GEÇEN günkü yazımda devletin ucuz ilaç ve ucuz sağlık malzemesine yönelmesi kararı karşısındaki kaygılarımı aktarmıştım.
Devletin ucuz stent alma ve daha önce satılmış stentler nedeniyle ‘‘Neşter’’ adıyla operasyon düzenleyip bazı tıbbi malzeme satıcılarını tutuklamaları üzerine de görüş belirtmiştim.
Devlet, SSK, Emekli Sandığı ve Bağ-Kur gibi kurumlara, hastalar için gerekli olan sağlık malzemesinin her hasta için açılacak ihalelerle alınmasını karara bağladı. Ayrıca anlaşmalı sağlık kuruluşlarına da belirlenen protokol fiyatlarını aşmayacak şekilde fatura etmesi şartını getirdi.
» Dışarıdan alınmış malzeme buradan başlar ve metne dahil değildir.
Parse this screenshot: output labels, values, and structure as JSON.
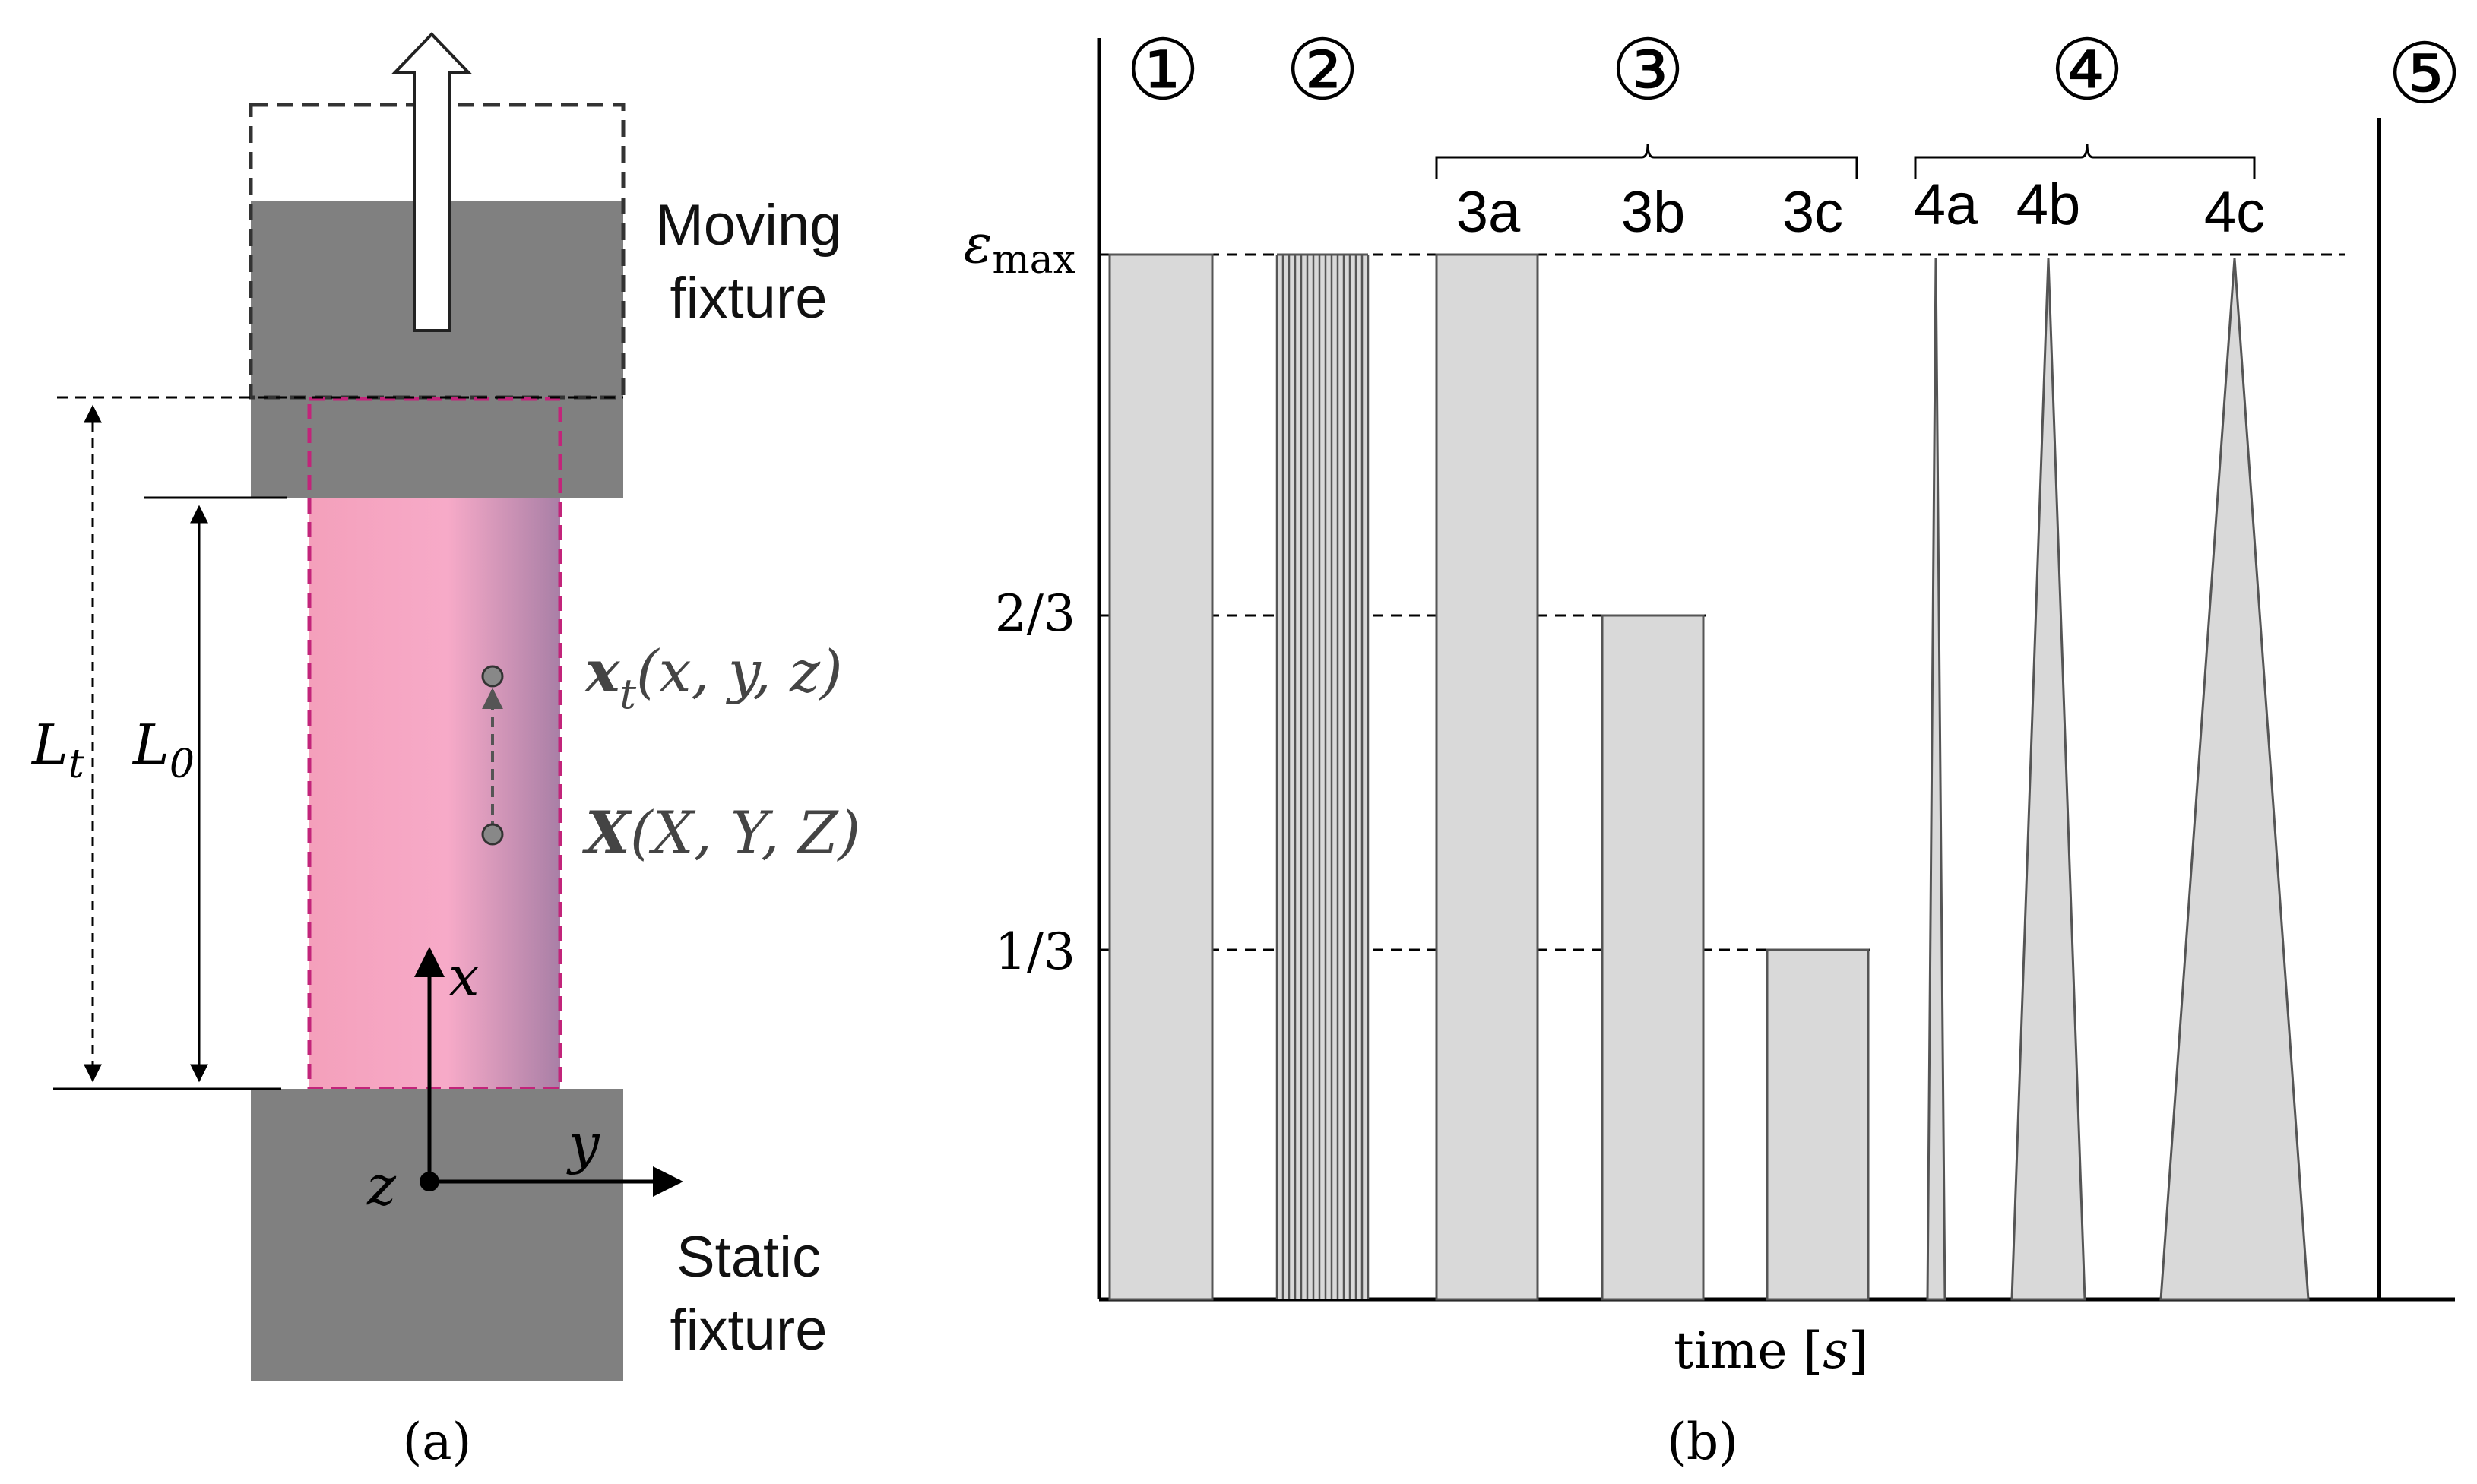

Ancak bu uygulamalar, hastanelerin tıbbi malzeme teminlerini tıkanma noktasına getirmiş.
Atatürk Üniversitesi Tıp Fakültesi İhale Komisyonu Başkanı, Maliye ve Sağlık Bakanlıklarına da gönderdikleri yazının bir örneğini göndererek konunun duyurulmasında aracı olmamı istedi.
Hastane başhekimliği yazdığı yazıda, satın alınan tıbbi malzemelerde satın alma, stoklama, faturalama, tahsil edilememe riski, enflasyon, kur farkı gibi nedenlerle hastanelerin ek yükler altında kaldığını belirtiyor. Bu maliyetleri karşılayabilmek için % 25 genel işletme, % 10 araştırma fonu ve % 9 hazine payı olmak üzere toplam % 44 gibi bir oranda ekleme yapmak ya da bu malzemeleri protokol fiyatlarının bu kadar altında almak zorunluğunun olduğunu da ekliyor.
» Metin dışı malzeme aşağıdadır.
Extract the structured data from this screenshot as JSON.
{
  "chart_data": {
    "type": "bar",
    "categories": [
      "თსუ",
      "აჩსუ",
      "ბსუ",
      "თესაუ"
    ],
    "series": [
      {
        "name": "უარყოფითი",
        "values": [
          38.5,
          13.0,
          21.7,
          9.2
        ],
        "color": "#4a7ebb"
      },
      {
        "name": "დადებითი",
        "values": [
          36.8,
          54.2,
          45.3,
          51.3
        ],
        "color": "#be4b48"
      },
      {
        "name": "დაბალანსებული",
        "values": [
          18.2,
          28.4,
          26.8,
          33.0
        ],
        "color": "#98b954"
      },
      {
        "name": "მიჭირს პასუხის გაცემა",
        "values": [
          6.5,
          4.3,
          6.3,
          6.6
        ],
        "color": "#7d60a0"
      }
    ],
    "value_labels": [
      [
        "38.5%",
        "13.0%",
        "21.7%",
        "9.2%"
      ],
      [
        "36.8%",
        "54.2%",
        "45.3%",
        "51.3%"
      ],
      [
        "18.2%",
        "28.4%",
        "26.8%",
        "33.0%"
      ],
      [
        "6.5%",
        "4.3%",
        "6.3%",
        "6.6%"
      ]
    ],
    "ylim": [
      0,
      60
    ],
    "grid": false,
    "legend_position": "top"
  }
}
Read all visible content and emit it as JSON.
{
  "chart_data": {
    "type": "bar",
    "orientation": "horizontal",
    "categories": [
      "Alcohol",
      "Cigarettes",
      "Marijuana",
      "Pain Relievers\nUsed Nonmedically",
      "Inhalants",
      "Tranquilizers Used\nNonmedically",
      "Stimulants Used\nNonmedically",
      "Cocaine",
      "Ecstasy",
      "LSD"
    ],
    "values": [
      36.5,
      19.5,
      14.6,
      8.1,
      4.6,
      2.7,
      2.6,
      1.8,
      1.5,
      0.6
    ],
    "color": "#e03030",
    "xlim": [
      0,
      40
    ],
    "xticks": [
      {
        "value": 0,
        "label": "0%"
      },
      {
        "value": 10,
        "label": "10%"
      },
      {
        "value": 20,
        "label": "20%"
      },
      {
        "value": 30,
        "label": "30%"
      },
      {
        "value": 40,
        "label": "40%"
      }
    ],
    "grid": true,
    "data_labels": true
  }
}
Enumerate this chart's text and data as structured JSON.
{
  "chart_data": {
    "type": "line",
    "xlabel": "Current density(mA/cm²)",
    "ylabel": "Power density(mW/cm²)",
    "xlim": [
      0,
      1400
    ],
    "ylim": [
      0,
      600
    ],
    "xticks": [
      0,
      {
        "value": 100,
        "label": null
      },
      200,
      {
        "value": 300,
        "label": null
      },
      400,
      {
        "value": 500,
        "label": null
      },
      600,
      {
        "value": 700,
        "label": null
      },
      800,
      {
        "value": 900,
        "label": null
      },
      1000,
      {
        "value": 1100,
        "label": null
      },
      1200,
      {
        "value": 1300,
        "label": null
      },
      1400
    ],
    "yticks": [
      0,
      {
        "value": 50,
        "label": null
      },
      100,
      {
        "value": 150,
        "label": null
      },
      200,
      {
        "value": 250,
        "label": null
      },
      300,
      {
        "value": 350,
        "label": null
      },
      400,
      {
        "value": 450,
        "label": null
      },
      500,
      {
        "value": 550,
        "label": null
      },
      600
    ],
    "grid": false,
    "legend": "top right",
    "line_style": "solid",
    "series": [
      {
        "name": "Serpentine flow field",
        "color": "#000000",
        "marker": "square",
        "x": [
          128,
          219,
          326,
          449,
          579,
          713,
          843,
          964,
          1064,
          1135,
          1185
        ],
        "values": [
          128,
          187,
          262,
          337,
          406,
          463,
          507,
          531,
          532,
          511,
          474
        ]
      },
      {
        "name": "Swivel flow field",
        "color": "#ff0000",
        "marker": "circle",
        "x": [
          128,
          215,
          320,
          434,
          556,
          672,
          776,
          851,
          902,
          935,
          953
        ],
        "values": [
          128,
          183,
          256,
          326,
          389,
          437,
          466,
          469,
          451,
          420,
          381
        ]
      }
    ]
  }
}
Yeni düzenlemeler nedeniyle tek taraflı olarak belirlenen protokol fiyatlarının, kaliteli bir malzeme alımı halinde indirime, hatta bırakın indirimi, bazen bu fiyata bile mal vermeye imkán vermediği de bir gerçek. Böyle olunca hastanelerin hizmeti sürdürmeleri imkánı kalmıyor.
Daha önceki dönemde fiyatların yüksek olması nedeniyle tıbbi alet satıcısı firmalar, hastanelerin bu fon ihtiyacını karşılayabiliyorlarmış. Bu bazen doğrudan ödeme şeklinde, bazen de hastanenin bir yatırımını karşılama şeklinde yapılmış. Ancak bu da yolsuzluk olarak nitelendirilerek dava açılmış durumda.
Atatürk Üniversitesi Tıp Fakültesi Başhekimliği, ilgili bakanlıklara gönderdiği yazıda, kalp kapağı temin edilemediği için acil olarak yapılması gereken ameliyatların ertelendiğini ya da trafik kazası geçirerek omurgası kırılan kişilere müdahale edilemediği haller olduğunu da belirtiyor.
Tıbbi malzeme temin edilemediği hallerde hastalara reçete yazılarak malzemesini kendisinin temin etmesi isteniyor, o zaman da firmalar aradaki farkı hastadan tahsil ediyorlar. Hastaların ya da hasta sahiplerinin böyle acil bir durumda başka seçenekleri kalmadığı için, denize düşenin yılana sarıldığı gibi, kaç para isteniyorsa ödemek durumunda kalıyorlar.
Devlet, vatandaş için vardır. Herkese kaliteli sağlık hizmeti sunulması devletin temel görevidir. Beceriksiz kararlar ve uygulamalar nedeniyle tek bir vatandaşın bile mağdur olması halinde, en azından ben, sesimin yettiğince buna karşı çıkacağım.